Oracle Free Tier VPS - Best Practices

Oracle Free Tier VPS - Best Practices
Oracle Cloud Free Tier + Tailscale - happiness

Oracle offers a very generous free tier (although a little too generous perhaps which has led to temporary capacity issues in some regions - see FAQ).

"Each tenancy gets the first 3,000 OCPU hours and 18,000 GB hours per month for free to create Ampere A1 Compute instances using the VM.Standard.A1.Flex shape (equivalent to 4 OCPUs and 24 GB of memory). Each tenancy also gets two VM.Standard.E2.1.Micro instances for free" --Oracle

I have the following instances on the free tier:

  • 2x VM.Standard.E2.1.Micro instances (AMD processor - each with 1 OCPU + 1GB RAM) running Ubuntu Minimal. Good for smaller workloads.
  • 2x VM.Standard.A1.Flex instances (ARM processor - each with 2 OCPUs and 12GB RAM) running Ubuntu Server. Great performance.

While this hasn't happened to me personally, I have seen many people locked out of their instances for various reasons, which can result in data loss or the loss of the instance if you have to delete it and then run into capacity issues in your region. So make sure you have a backup access plan...


Simple: Password Enabled User Account

Make sure you have a local user account which has sudo privileges and a password set. In an emergency, you can use the OCI Console Connection to login to your instances from the web.

I suggest using an account other than the default "ubuntu" (assuming youre using an Ubuntu imge) for security reasons, e.g. the default "opc" account - and then be sure to test it works before moving on:

sudo passwd opc
sudo usermod -aG sudo opc

I also recommend ensuring you use certificates for SSH authentication, not passwords. If you do use passwords for some reason, ensure the above account is not permitted to login.


Better: Enable Tailscale SSH on your instances

Tailscale is pure magic freely available to everyone :-)

I strongly recommend setting up a Tailnet and adding all your instances to it with Tailscale SSH enabled. This lets you SSH securely into your instances from any of your Tailscale machines (linux, windows, mac) without needing a separate password or certificate - and as if that isn't enough, you can even SSH into your instances from the web!

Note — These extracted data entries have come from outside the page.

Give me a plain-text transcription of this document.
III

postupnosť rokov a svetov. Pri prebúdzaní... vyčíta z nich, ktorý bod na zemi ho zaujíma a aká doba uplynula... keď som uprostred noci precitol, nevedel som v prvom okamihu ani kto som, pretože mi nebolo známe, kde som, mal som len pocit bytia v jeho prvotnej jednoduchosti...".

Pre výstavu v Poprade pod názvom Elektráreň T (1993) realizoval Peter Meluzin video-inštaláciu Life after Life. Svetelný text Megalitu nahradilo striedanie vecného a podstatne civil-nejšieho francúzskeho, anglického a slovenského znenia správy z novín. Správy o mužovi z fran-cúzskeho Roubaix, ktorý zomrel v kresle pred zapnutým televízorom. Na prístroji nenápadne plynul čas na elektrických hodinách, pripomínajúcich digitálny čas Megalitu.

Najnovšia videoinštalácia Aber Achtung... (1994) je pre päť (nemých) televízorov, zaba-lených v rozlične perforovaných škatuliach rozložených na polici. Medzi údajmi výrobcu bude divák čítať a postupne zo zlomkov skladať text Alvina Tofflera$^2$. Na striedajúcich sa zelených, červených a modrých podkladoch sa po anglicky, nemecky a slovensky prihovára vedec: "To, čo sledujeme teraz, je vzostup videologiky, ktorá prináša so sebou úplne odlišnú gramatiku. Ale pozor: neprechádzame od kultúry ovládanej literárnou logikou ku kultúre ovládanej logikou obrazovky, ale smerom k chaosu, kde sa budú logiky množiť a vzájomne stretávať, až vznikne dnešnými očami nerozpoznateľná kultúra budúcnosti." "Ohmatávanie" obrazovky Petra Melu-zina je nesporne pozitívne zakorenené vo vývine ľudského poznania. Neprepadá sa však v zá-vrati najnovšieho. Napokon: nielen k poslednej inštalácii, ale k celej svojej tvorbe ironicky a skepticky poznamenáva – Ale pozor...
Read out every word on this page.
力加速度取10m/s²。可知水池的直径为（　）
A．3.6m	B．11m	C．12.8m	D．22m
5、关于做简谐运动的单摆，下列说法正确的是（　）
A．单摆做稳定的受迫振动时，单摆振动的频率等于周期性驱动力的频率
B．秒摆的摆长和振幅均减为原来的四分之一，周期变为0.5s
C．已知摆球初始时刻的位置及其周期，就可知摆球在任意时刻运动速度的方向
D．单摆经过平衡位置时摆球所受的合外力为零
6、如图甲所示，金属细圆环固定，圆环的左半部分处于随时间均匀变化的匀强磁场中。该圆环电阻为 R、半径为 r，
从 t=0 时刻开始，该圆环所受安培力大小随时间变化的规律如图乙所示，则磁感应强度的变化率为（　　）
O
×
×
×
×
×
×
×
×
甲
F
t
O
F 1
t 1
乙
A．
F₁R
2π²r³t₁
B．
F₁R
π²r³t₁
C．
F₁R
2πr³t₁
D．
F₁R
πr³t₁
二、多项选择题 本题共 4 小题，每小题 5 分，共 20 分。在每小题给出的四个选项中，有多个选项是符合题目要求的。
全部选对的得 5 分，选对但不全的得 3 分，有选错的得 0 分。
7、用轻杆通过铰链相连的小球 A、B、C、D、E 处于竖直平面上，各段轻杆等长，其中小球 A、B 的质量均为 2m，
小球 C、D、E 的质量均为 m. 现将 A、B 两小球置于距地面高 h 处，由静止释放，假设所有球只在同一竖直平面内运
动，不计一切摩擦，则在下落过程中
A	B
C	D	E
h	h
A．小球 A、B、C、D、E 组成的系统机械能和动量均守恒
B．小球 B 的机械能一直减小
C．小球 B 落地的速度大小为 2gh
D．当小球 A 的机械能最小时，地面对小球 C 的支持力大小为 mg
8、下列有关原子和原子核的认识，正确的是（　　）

Once you have a Tailscale account, register each instance (and enable SSH access):

sudo tailscale up --ssh

then from any other machine on your Tailscale network (windows, mac, linux) you can connect to the instance (without needing a password or certificate):

ssh <tailscale-machine-ip>

Note: You might want to disable Tailscale key expiry on your instances - otherwise you'll need to reauthenticate each of them after the default 180 days, which may be an issue if the only way you can connect is via Tailscale - see the first recommendation above for enabling OCI Console connections).


Don't Let Your Instances Sit Idle for Long

Oracle will sometimes reclaim (free tier) instances which are idle for extended periods to free up scarce free-tier capacity.

Oracle defines an instance as idle if, during a 7-day period, these all apply:

  • CPU utilization for the 95th percentile is less than 10%
  • Network utilization is less than 10%
  • Memory utilization is less than 10% (applies to A1 shapes only)

So make sure you actually USE them - setup CrowdSec, a simple website, a container running your favourite service - the options are endless.

You can also convert your account to PAYG to avoid idle instances being reclaimed - highly recommended, as you still pay nothing if you stay within free tier limits.

Back Up Your Content

This should be obvious, and applies to everything not just Oracle - back up your data (content, config, etc). Anything you'd regret losing if you permanently lost access to your instances or account tomorrow - back it up.

Oracle allows multiple backups of each volume which don't count against your storage limit. And make you also backup offsite.

Enable 2FA

Oracle pretty much insists on this nowadays for good reasons - so enable 2-factor authentication on your OCI account to protect your setup.

Process is fairly straightforward - see my 2FA notes on my Oracle Free Tier  Notes and References page for a guide.

If you're paranoid (like me) you can also create a new local (non-federated) OCI user account which doesn't use 2FA for emergencies (with a very strong password, and only used in emergencies). Just to be sure to add it to the Administrators group.